To your other question - whether we'll have original Xboxes or emulators in 50 years - I'm not too concerned about the idea that there won't be at least a few Xboxes kept in working order; some might even be running all original parts. Attrition is a major problem, but not fatal. About the prospect of there being an emulator - what is "good enough?" We're far away from having a general solution, let alone something that renders games just the way an original Xbox would. My hope is that we can have both things. Incidentally, as the years pass by, the technical ability to process the secrets of the Xbox seems to become more obscure and expensive, both in terms of knowing what decisions went into it, and having devices that will actually interface with it. That said, decapping-type projects and maybe automatic logic probe type stuff should be promising, so I wouldn't discount that entirely.

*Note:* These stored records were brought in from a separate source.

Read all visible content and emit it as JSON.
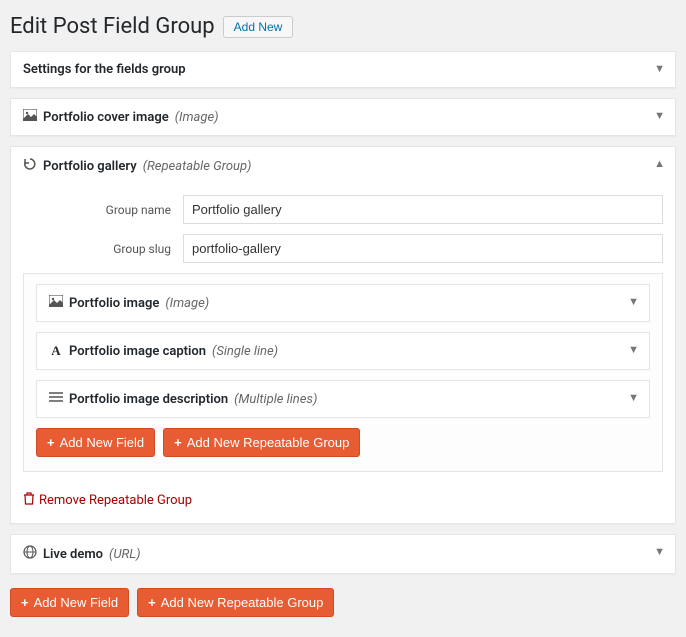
{
  "header": {
    "title": "Edit Post Field Group",
    "addNew": "Add New"
  },
  "panels": {
    "settings": {
      "title": "Settings for the fields group"
    },
    "coverImage": {
      "title": "Portfolio cover image",
      "type": "(Image)"
    },
    "gallery": {
      "title": "Portfolio gallery",
      "type": "(Repeatable Group)",
      "form": {
        "groupNameLabel": "Group name",
        "groupNameValue": "Portfolio gallery",
        "groupSlugLabel": "Group slug",
        "groupSlugValue": "portfolio-gallery"
      },
      "nested": {
        "image": {
          "title": "Portfolio image",
          "type": "(Image)"
        },
        "caption": {
          "title": "Portfolio image caption",
          "type": "(Single line)"
        },
        "description": {
          "title": "Portfolio image description",
          "type": "(Multiple lines)"
        }
      },
      "buttons": {
        "addField": "Add New Field",
        "addGroup": "Add New Repeatable Group",
        "removeGroup": "Remove Repeatable Group"
      }
    },
    "liveDemo": {
      "title": "Live demo",
      "type": "(URL)"
    }
  },
  "bottomButtons": {
    "addField": "Add New Field",
    "addGroup": "Add New Repeatable Group"
  }
}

If there is one major point I would like to make here, it's that it is much easier to preserve knowledge when you use different techniques. Of course, in the case of physical systems, we can borrow the words of the modernists and borrow a title from Wallace Stevens: "Not ideas about the thing, but the thing itself." The closer you get to that original implementation, the more accurate you are. Outside of this, I don't think people have a good conception of how details are hard to understand and capture, and that they can be lost by changing terminology and technology. But you can think of this in terms of generations: Somebody emulating a board for MAME may have direct access to the board to answer questions they may have. A certain number of assumptions are made and probably some errors or differences are introduced. Somebody emulating with MAME and not the original hardware as their guide is another generation out, and the copies degrade from generation to generation if you don't have painstaking physical references. No matter how you split it, there needs to be some kind of preservation to keep things level with the originals.
Originals aren't exempt from the problems of preservation - but neither are hardware emulators. However, originals are by their very nature more reliable sources of information.
Ideally, we will come to the golden age where emulators use precise and flexible frameworks for specifying timing and the interaction between components. In reality, there's reasons to believe that we can't assume that future systems will easily overcome the computational complexity needed to do this, or even that emulators will set up robust timing systems. Look at where MAME devs are spinning their wheels right now.